On May 2, 2014, plaintiffs in the class action SULLIVAN v. BARCLAYS PLC, ET AL. filed a second amended complaint naming Citigroup and Citibank, N.A. as defendants. Plaintiffs claim to have suffered losses as a result of purported EURIBOR manipulation and assert claims under the Commodity Exchange Act, the Sherman Act and RICO, and for unjust enrichment. Additional information concerning this action is publicly available in court filings under the docket number 1:13-cv-2811 (S.D.N.Y.) (Castel, J.).

Interchange Fees Litigation
On July 18, 2014, the United States District Court for the Eastern District of New York denied defendants’, including Citigroup’s, motions to dismiss complaints filed by opt-out merchants in IN RE PAYMENT CARD INTERCHANGE FEE AND MERCHANT DISCOUNT ANTITRUST LITIGTATION. Two of the opt-out suits, 7-ELEVEN, INC., ET AL. v. VISA INC., ET AL. and SPEEDY STOP FOOD STORES, LLC, ET AL. v. VISA INC., ET AL. name Citigroup as a defendant. Additional information concerning these actions is publicly available in court filings under the docket numbers 05-md-1720 (E.D.N.Y.) (Gleeson, J.); 13-cv-4442 (S.D.N.Y.) (Hellerstein, J.), and 13-10-75377A (Tex.
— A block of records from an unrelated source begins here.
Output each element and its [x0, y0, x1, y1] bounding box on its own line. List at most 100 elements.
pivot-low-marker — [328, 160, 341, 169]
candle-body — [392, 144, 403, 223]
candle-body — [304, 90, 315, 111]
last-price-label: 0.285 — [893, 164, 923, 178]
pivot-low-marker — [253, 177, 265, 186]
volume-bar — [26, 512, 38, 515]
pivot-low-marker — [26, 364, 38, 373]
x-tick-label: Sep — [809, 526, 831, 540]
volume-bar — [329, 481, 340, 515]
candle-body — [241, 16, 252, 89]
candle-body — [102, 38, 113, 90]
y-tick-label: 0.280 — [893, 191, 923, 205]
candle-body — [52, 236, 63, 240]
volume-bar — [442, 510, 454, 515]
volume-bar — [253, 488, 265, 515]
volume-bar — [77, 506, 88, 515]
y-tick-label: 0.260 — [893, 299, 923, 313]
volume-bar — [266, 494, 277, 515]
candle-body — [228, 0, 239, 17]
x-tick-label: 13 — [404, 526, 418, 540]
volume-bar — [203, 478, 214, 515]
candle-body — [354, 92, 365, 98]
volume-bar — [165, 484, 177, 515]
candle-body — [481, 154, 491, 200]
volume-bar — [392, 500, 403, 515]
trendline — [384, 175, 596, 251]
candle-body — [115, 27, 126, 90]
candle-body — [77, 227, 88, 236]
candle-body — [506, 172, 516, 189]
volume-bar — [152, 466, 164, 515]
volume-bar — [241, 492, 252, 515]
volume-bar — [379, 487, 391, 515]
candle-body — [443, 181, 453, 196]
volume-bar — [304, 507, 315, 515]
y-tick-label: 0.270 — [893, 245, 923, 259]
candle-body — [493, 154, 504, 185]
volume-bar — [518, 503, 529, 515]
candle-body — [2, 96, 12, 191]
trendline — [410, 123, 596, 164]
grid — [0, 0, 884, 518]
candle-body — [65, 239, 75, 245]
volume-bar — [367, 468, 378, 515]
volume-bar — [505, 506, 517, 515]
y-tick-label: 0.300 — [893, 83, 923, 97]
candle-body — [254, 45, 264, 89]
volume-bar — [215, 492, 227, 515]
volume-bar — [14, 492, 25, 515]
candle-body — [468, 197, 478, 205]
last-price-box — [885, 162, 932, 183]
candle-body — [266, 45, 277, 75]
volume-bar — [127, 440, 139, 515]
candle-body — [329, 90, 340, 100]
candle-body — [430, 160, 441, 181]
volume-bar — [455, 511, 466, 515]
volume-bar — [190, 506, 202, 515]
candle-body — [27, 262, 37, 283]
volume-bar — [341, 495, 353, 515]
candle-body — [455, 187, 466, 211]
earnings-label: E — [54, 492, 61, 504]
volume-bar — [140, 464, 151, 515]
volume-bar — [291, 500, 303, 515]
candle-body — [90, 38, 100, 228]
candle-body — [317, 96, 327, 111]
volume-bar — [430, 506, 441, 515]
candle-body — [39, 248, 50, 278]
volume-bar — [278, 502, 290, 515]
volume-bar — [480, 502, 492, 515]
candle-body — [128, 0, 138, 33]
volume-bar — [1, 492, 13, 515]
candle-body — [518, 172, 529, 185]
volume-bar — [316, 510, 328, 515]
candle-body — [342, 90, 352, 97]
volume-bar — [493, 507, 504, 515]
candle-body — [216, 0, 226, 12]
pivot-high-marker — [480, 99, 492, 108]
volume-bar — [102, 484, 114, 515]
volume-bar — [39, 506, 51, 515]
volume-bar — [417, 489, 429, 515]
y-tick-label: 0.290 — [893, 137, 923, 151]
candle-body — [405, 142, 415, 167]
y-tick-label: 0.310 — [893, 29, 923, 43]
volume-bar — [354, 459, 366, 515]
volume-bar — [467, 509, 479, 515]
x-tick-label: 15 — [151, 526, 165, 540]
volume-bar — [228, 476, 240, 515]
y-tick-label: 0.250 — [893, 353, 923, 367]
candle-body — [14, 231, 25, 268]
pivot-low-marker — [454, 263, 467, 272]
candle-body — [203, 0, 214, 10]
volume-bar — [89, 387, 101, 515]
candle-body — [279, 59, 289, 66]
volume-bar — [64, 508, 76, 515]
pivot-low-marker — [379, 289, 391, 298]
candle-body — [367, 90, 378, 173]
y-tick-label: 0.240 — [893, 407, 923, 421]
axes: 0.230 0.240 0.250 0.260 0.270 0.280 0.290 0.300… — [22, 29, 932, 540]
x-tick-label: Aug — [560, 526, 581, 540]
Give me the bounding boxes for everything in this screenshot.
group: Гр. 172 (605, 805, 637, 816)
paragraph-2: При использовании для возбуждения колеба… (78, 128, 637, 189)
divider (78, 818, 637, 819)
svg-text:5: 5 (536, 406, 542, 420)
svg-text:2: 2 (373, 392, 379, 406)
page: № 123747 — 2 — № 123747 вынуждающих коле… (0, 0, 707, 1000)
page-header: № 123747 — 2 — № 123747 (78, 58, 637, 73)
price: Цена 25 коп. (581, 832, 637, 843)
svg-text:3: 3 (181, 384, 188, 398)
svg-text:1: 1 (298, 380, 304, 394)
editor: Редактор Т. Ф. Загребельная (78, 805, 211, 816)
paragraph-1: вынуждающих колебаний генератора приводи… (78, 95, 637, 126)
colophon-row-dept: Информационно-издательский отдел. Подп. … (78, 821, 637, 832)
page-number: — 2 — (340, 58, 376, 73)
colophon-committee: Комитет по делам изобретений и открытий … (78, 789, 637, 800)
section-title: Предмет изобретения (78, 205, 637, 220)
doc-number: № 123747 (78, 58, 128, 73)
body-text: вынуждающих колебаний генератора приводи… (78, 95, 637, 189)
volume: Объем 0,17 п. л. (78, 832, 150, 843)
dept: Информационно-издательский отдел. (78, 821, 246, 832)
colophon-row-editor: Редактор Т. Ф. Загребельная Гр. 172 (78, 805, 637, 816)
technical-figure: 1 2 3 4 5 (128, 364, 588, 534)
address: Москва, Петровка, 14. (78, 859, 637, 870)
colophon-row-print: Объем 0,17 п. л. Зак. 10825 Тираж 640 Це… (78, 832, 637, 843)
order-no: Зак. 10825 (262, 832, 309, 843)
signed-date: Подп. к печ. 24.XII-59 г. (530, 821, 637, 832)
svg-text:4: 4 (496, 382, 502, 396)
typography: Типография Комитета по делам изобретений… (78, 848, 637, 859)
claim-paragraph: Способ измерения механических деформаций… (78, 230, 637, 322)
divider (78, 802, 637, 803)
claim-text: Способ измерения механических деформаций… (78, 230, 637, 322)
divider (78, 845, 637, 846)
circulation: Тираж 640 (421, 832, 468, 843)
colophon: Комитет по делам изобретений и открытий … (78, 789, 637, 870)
Dist. Ct.).

Oceanografía Fraud and Related Matters
Derivative Actions and Related Proceedings: On April 28, 2014, Oklahoma Firefighters Pension & Retirement System filed a complaint in Delaware Chancery Court in OKLAHOMA FIREFIGHTERS PENSION & RETIREMENT SYSTEM v. CITIGROUP INC., seeking to inspect Citigroup’s books and records pursuant to 8 Del. C.§ 220, for the stated purpose of investigating possible mismanagement and breaches of fiduciary duty by the Citigroup Board of Directors and/or senior management in connection with various matters, including Citigroup’s February 28, 2014 announcement of a fraud discovered in connection with an extension of credit to Oceanografía S.A. de C.V. by Citigroup affiliate Banamex. On June 27, 2014, the Master in Chancery issued a draft report recommending that the court enter an order granting in part and denying in part plaintiff’s request for inspection.  On July 7, 2014, Citigroup filed a notice of exception to the Master’s draft report. Additional information concerning this action is publicly available in court filings under the docket number C.A. No. 9587-ML (Del. Ch.) (LeGrow, M.).

Settlement Payments
Payments required in settlement agreements described above have been made or are covered by existing litigation accruals.